This is an interesting question.
I went to look up the definition of oblivion, and to my surprise it didn’t mean nothingness (I thought it did). Because we do call death oblivion, and if we say there isn’t an afterlife, we try to imagine nothingness.
But the two definitions of the word: the state of being forgotten or unknown and the state of forgetting.
And it makes sense that we fear that. We’re not as worried about what’s to come as forgetting what has happened. Which is why so many (I know I am) are afraid of Alzheimer’s—among the many other degenerative diseases, head trauma—strokes, physical damage.
Also why we take pride in having better memory; of knowing.
Which is why the vision of an afterlife makes more sense. It’s not that we want to live for forever, necessarily, but that we never want to forget. We’re scared of forgetting.

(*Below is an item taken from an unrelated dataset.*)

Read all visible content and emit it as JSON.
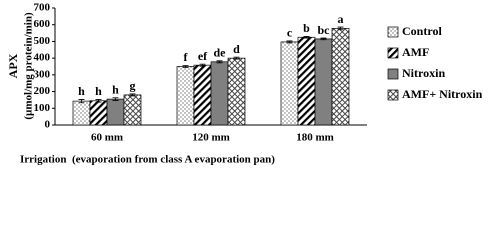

(Personally, I think memories are stuck in the biology of our brain, coded into our neurons, so regardless of what happens after death, I don’t think I’ll remember my life. It is kind of an uncomfortable thought when I think about it in certain ways.)
“Every person ever born spent eons in oblivion right up to the moment of their birth”
Huh. It makes me question what the nothing/forgotten and the something/remembered are.
Because even if we are all nothingness before being born, and nothingness after… we still don’t know what nothingness means. Theories of matter and anti-matter give nothingness the potential of becoming something, and something the potential of becoming nothingness, at the smallest level.
And we are something now. At least what we consider somethingness So at our level, is there that potential? Because thinking about life in this way, now makes it seem like there might be.
Well so what the hell are we? Something out of nothing? Something always? I’m not sure I really like either.
This question leaves me in questions.
—Maybe that’s what we fear? The questions?